Now raise them to some power. If that power is a multiple of $n$, then they will all end up at $1$, and their sum will be $n$. However, if the power is not a multiple of $n$, they will still be spread out. They might end up some on top of others, in which case you will have "piles" of points, where each pile has $\gcd(n, a)$ points. So each pile will weigh the same as any other pile, and they're still evenly spread out along the unit circle (although possibly a bit sparser). Therefore their sum is $0$.
On
The numbers $x_k =e^{2\pi i \frac{k}{n}}$, $0 \le k \le n-1$ are the roots of the polynomial $x^n-1$. The sums $S_a= \sum_{k=0}^{n-1} x_k^a$ have period $n$ in $a$ ( $S_{a+n} = S_a$ ) so it is enough to prove the assertion for $0\le a \le n-1$. For $a=0$ it's true (easy check). Let's show that $S_1, \ldots, S_{n-1} =0$. We can show in fact that for every symmetric polynomial in $x_k$ homogenous of degree $d$, $1\le d \le n-1$ we have $P(x_1, \ldots, x_n) =0$. Indeed, $P(x_1,\ldots, x_k)$ will be expressed in terms of the fundamental symmetric polynomials in $x_k$, $e_1 = \sum x_k$, $e_2 = \sum x_k x_l$, $e_n = x_1 \ldots x_n$. Now from Viete relations we have $e_1 = ...= e_{n-1} = 0$. Now any monomial in the expression of $P(x_1, \ldots, x_n)$ in terms of the $e_i$ involves only $e_1$, $\ldots e_{n-1}$ and is of degree $>0$. Therefore, every such monomial evaluated in $e_1$, $\ldots e_n$ give $0$, and so $P(x_1, \ldots, x_n)= 0$.
On
For $n$, $a$ integers, $n>0$ the map
$$ k\!\!\!\!\mod n \mapsto a k \!\!\!\!\mod n$$ maps $\mathbb{Z}/n $ onto $\gcd (a,n)\cdot \mathbb{Z}/n\simeq \mathbb{Z}/(n/d)$ with fibres of cardinality $\gcd (a,n)=\colon d$. Therefore we have
$$S_a = \gcd (a,n)\cdot S'_1$$
where the sum $S'$ is the sum of the roots of the equation $X^{\frac{n}{d}}-1$, and this from Viete's equalities is $0$ is $d < n$, and $n$ if $d= n$.

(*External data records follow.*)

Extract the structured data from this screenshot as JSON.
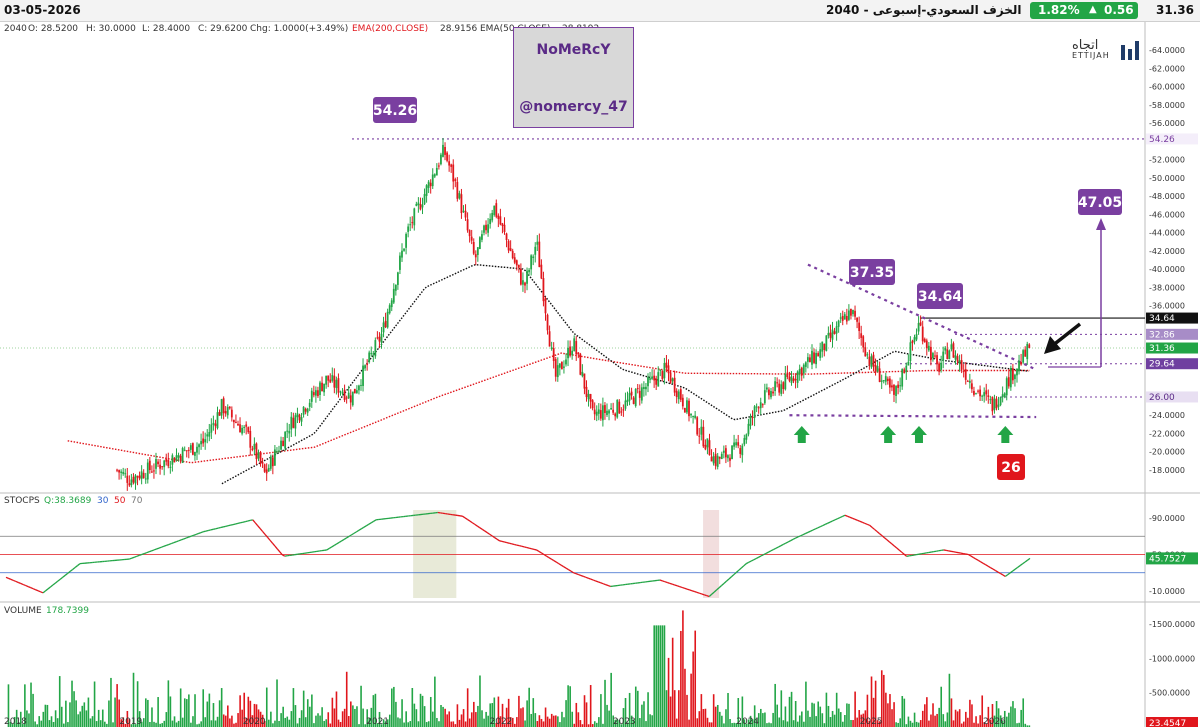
{
  "header": {
    "date": "03-05-2026",
    "title": "الخزف السعودي-إسبوعى - 2040",
    "change_pct": "1.82%",
    "change_abs": "0.56",
    "last_price": "31.36",
    "up_color": "#22a546"
  },
  "legend": {
    "symbol": "2040",
    "open": "O: 28.5200",
    "high": "H: 30.0000",
    "low": "L: 28.4000",
    "close": "C: 29.6200",
    "change": "Chg: 1.0000(+3.49%)",
    "ema200": "EMA(200,CLOSE)",
    "ema200_val": "28.9156",
    "ema50": "EMA(50,CLOSE)",
    "ema50_val": "28.8192"
  },
  "watermark": {
    "line1": "NoMeRcY",
    "line2": "@nomercy_47"
  },
  "logo": {
    "arabic": "اتجاه",
    "english": "ETTIJAH"
  },
  "stoch_legend": {
    "name": "STOCPS",
    "q": "Q:38.3689",
    "l30": "30",
    "l50": "50",
    "l70": "70"
  },
  "volume_legend": {
    "name": "VOLUME",
    "value": "178.7399"
  },
  "price_axis": [
    "64.0000",
    "62.0000",
    "60.0000",
    "58.0000",
    "56.0000",
    "54.26",
    "52.0000",
    "50.0000",
    "48.0000",
    "46.0000",
    "44.0000",
    "42.0000",
    "40.0000",
    "38.0000",
    "36.0000",
    "34.64",
    "32.86",
    "31.36",
    "29.64",
    "26.00",
    "24.0000",
    "22.0000",
    "20.0000",
    "18.0000"
  ],
  "stoch_axis": [
    "90.0000",
    "50.0000",
    "10.0000"
  ],
  "stoch_current": "45.7527",
  "volume_axis": [
    "1500.0000",
    "1000.0000",
    "500.0000"
  ],
  "volume_current": "23.4547",
  "years": [
    "2018",
    "2019",
    "2020",
    "2021",
    "2022",
    "2023",
    "2024",
    "2025",
    "2026"
  ],
  "annotations": {
    "peak": "54.26",
    "high1": "37.35",
    "high2": "34.64",
    "target": "47.05",
    "support": "26"
  },
  "colors": {
    "up": "#22a546",
    "down": "#e0161c",
    "purple": "#7a3fa0",
    "ema200": "#e0161c",
    "ema50": "#111111"
  },
  "chart_data": {
    "type": "candlestick",
    "timeframe": "weekly",
    "x_range": [
      "2018",
      "2026"
    ],
    "ylim": [
      17,
      65
    ],
    "anchors": [
      {
        "x": 2018.9,
        "close": 18.0
      },
      {
        "x": 2019.0,
        "close": 17.0
      },
      {
        "x": 2019.6,
        "close": 21.0
      },
      {
        "x": 2019.75,
        "close": 25.0
      },
      {
        "x": 2019.95,
        "close": 22.0
      },
      {
        "x": 2020.1,
        "close": 17.5
      },
      {
        "x": 2020.3,
        "close": 23.0
      },
      {
        "x": 2020.6,
        "close": 28.0
      },
      {
        "x": 2020.8,
        "close": 26.0
      },
      {
        "x": 2021.05,
        "close": 33.0
      },
      {
        "x": 2021.25,
        "close": 44.0
      },
      {
        "x": 2021.55,
        "close": 53.0
      },
      {
        "x": 2021.65,
        "close": 49.0
      },
      {
        "x": 2021.8,
        "close": 41.0
      },
      {
        "x": 2021.95,
        "close": 47.0
      },
      {
        "x": 2022.2,
        "close": 38.0
      },
      {
        "x": 2022.3,
        "close": 43.0
      },
      {
        "x": 2022.45,
        "close": 28.0
      },
      {
        "x": 2022.6,
        "close": 32.0
      },
      {
        "x": 2022.75,
        "close": 24.0
      },
      {
        "x": 2023.0,
        "close": 25.0
      },
      {
        "x": 2023.35,
        "close": 29.0
      },
      {
        "x": 2023.55,
        "close": 24.0
      },
      {
        "x": 2023.75,
        "close": 19.0
      },
      {
        "x": 2023.95,
        "close": 20.5
      },
      {
        "x": 2024.1,
        "close": 25.5
      },
      {
        "x": 2024.4,
        "close": 28.5
      },
      {
        "x": 2024.6,
        "close": 31.0
      },
      {
        "x": 2024.85,
        "close": 35.5
      },
      {
        "x": 2025.0,
        "close": 30.0
      },
      {
        "x": 2025.2,
        "close": 26.0
      },
      {
        "x": 2025.4,
        "close": 34.0
      },
      {
        "x": 2025.55,
        "close": 29.0
      },
      {
        "x": 2025.65,
        "close": 31.5
      },
      {
        "x": 2025.85,
        "close": 27.0
      },
      {
        "x": 2026.0,
        "close": 25.0
      },
      {
        "x": 2026.15,
        "close": 28.5
      },
      {
        "x": 2026.3,
        "close": 31.36
      }
    ],
    "ema200": [
      {
        "x": 2018.5,
        "y": 21.2
      },
      {
        "x": 2019.5,
        "y": 18.8
      },
      {
        "x": 2020.5,
        "y": 20.5
      },
      {
        "x": 2021.5,
        "y": 26.0
      },
      {
        "x": 2022.5,
        "y": 30.8
      },
      {
        "x": 2023.5,
        "y": 28.6
      },
      {
        "x": 2024.5,
        "y": 28.5
      },
      {
        "x": 2025.5,
        "y": 28.9
      },
      {
        "x": 2026.3,
        "y": 28.9
      }
    ],
    "ema50": [
      {
        "x": 2019.75,
        "y": 16.5
      },
      {
        "x": 2020.5,
        "y": 22.0
      },
      {
        "x": 2021.0,
        "y": 31.0
      },
      {
        "x": 2021.4,
        "y": 38.0
      },
      {
        "x": 2021.8,
        "y": 40.5
      },
      {
        "x": 2022.2,
        "y": 40.0
      },
      {
        "x": 2022.6,
        "y": 33.0
      },
      {
        "x": 2023.0,
        "y": 29.0
      },
      {
        "x": 2023.5,
        "y": 27.0
      },
      {
        "x": 2023.9,
        "y": 23.5
      },
      {
        "x": 2024.3,
        "y": 24.5
      },
      {
        "x": 2024.8,
        "y": 28.0
      },
      {
        "x": 2025.2,
        "y": 31.0
      },
      {
        "x": 2025.6,
        "y": 30.0
      },
      {
        "x": 2026.3,
        "y": 28.8
      }
    ],
    "levels": [
      {
        "label": "54.26",
        "y": 54.26
      },
      {
        "label": "34.64",
        "y": 34.64
      },
      {
        "label": "32.86",
        "y": 32.86
      },
      {
        "label": "29.64",
        "y": 29.64
      },
      {
        "label": "26.00",
        "y": 26.0
      },
      {
        "label": "31.36",
        "y": 31.36
      }
    ],
    "trendlines": [
      {
        "name": "descending-resistance",
        "from": [
          2024.5,
          40.5
        ],
        "to": [
          2026.35,
          29.0
        ]
      },
      {
        "name": "support-base",
        "from": [
          2024.35,
          24.0
        ],
        "to": [
          2026.35,
          23.8
        ]
      }
    ],
    "support_arrows_x": [
      2024.45,
      2025.15,
      2025.4,
      2026.1
    ],
    "stochastic": {
      "levels": [
        30,
        50,
        70
      ],
      "current": 45.75,
      "anchors": [
        {
          "x": 2018.0,
          "y": 25
        },
        {
          "x": 2018.3,
          "y": 8
        },
        {
          "x": 2018.6,
          "y": 40
        },
        {
          "x": 2019.0,
          "y": 45
        },
        {
          "x": 2019.6,
          "y": 75
        },
        {
          "x": 2020.0,
          "y": 88
        },
        {
          "x": 2020.25,
          "y": 48
        },
        {
          "x": 2020.6,
          "y": 55
        },
        {
          "x": 2021.0,
          "y": 88
        },
        {
          "x": 2021.5,
          "y": 96
        },
        {
          "x": 2021.7,
          "y": 92
        },
        {
          "x": 2022.0,
          "y": 65
        },
        {
          "x": 2022.3,
          "y": 55
        },
        {
          "x": 2022.6,
          "y": 30
        },
        {
          "x": 2022.9,
          "y": 15
        },
        {
          "x": 2023.3,
          "y": 22
        },
        {
          "x": 2023.7,
          "y": 4
        },
        {
          "x": 2024.0,
          "y": 40
        },
        {
          "x": 2024.4,
          "y": 68
        },
        {
          "x": 2024.8,
          "y": 93
        },
        {
          "x": 2025.0,
          "y": 82
        },
        {
          "x": 2025.3,
          "y": 48
        },
        {
          "x": 2025.6,
          "y": 55
        },
        {
          "x": 2025.8,
          "y": 50
        },
        {
          "x": 2026.1,
          "y": 26
        },
        {
          "x": 2026.3,
          "y": 45.75
        }
      ],
      "shaded_ranges": [
        {
          "from": 2021.3,
          "to": 2021.65,
          "color": "#e8ead8"
        },
        {
          "from": 2023.65,
          "to": 2023.78,
          "color": "#f2dede"
        }
      ]
    },
    "volume": {
      "ylim": [
        0,
        1700
      ],
      "current": 23.45
    }
  }
}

(Assuming that $\tau$ in your formula stands for $2 \pi$) this is an immediate consequence of the "well-known" formula for the (finite) geometric sum $$ \sum_{k=0}^{n-1} x^k = \cases {n \quad \quad \text{ if } x = 1\\ \frac{x^n-1}{x-1}\quad \text{ otherwise}} $$ applied to $x = e^{\tau ia/n}$. (Note that $x = 1$ exactly if $n$ divides $a$.)